Por Leont Etiel
Quem
abraça o mundo, não se pode esconder da vida. Escuta o movimento do vento e dele
recolhe alento para as dores grandes e pequenas, as tristezas e sofrimentos que
pedem pausa. Nas mais duras circunstâncias, costuma ser a ele que se tem. O
vento. O seu suave sopro ao nascer do dia, o calmo soar noturno acompanhado pelo
barulho das ondas oceânicas. É mais previsível do que a imprevisibilidade de
muitas pessoas. Depois do vento, o que resta é a descida à terra dura. Desde os
tempos imemoriais.
Falando
do encantamento da luz dos olhos, Lady Edna St. Vincent Millay lamenta que esse
seja o destino dos corações amantes. Eu não concordo com a descida dos corações
à terra dura, diz ela. Mas, reconhece, assim será, é e foi desde sempre: eles
seguem pelo desconhecido, os sábios e os belos. Coroados de lilases, eles
partem, mas eu não me conformo, insiste a Lady, e prossegue: amantes e
pensadores, contigo, dentro da terra, transformados na poeira morna e cega. Um
fragmento do que tu sentias, daquilo que tu sabias, uma fórmula, uma frase
apenas restou – mas o melhor está perdido. As respostas rápidas e vidas, o olhar honesto,
o amor – estes partiram. Partiram para alimentar rosas. Os botões serão meigos,
elegantes e perfumados. Eu sei, admite ela, voltando a dizer da sua
insatisfação: mas não aprovo. Mais preciosa era a luz dos teus olhos do que
todas as rosas do mundo. Fundo, fundo, fundo na escuridão da cova, docemente,
os belos, os ternos, os espirituais, todos, e todos os outros não ditos, descem.
Cego
mesmo é quem enxerga sem perceber os ventos da vida. E não se dá conta dos seus
desvios, dos caminhos feitos e refeitos, das curvas do tempo, que vão longe para
chegar ao lugar que está consigo próprio, dentro de si. No cerne de quem diz, no espelho-vento
reflexo. Se o abraço no mundo refuta ‘o se esconder da vida’, é de se navegar
nos sentimentos que lhe atam e desatam. Foi assim que Nietzsche comoveu-se até às últimas lágrimas, ao ser tomado pela
ideia de eterno retorno, no caminho de Egadine. É assim que se efetiva, em
passos rápidos ou lentos, a existência.
Cada
um sabe de si. De dores e amores. De decepções. De certezas e incertezas. De
convicções e ilusões. De decisões postergadas. Da convivência moldada pela necessidade
de suportar o vivido. Mas, fazendo-se o resumo das contas, sobra o vento. Se
não senti-lo, depois só resta a terra dura.
Lady
Edna St.

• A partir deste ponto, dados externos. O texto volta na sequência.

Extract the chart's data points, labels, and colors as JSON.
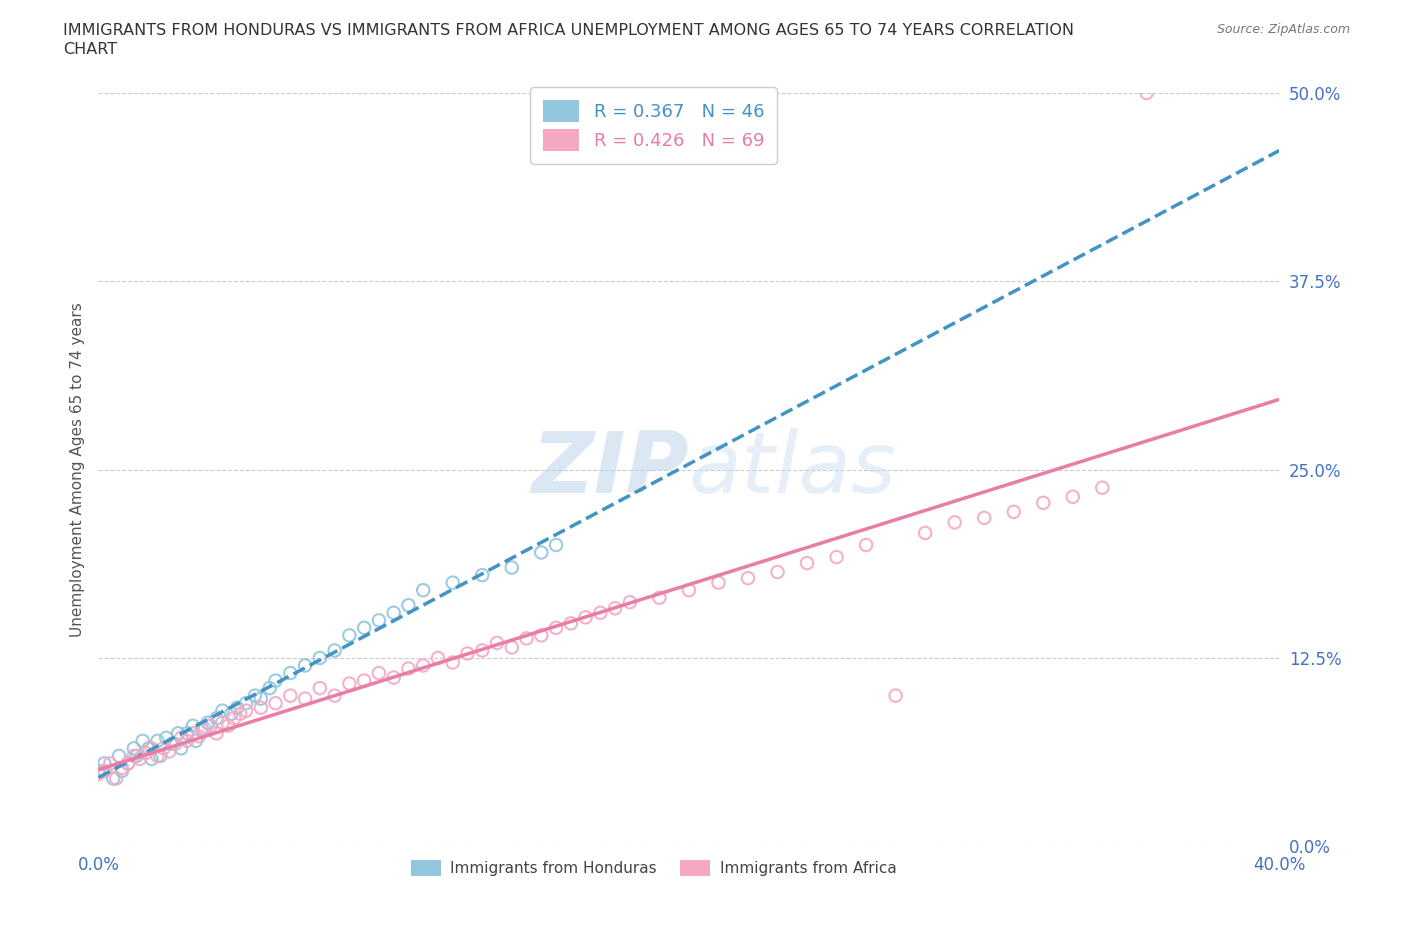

Vincent Millay insurge-se: Eu morrerei,
mas isso é tudo o que eu farei pela morte. Não vou segurar a rédea enquanto ela
ajusta as correias. Não lhe darei apoio. Embora me fustigue, não vou dizer
nada. Morrerei, mas isso é tudo que farei pela morte. A insurgência de Lady
Millay a conduz a um trem, oferecendo-nos um ticket de embarque: A
léguas de distância está a ferrovia. E o dia grita e fala sem parar, e bem não
há um trem que passa todo o dia, mas eu o ouço apitar. Bem não há esse trem que
a noite toda passa, e a noite dorme e vai sonhar em paz, mas vejo o céu
tingir-se em brasas e fumaça. E ouço o ofegar que ele faz. Meu coração se apraz
em boa companhia. E melhores amigos não terá. Mas não existe um trem no qual eu
não iria, aonde quer que ele vá. O vento. Quem abraça o mundo, não se pode esconder da
vida.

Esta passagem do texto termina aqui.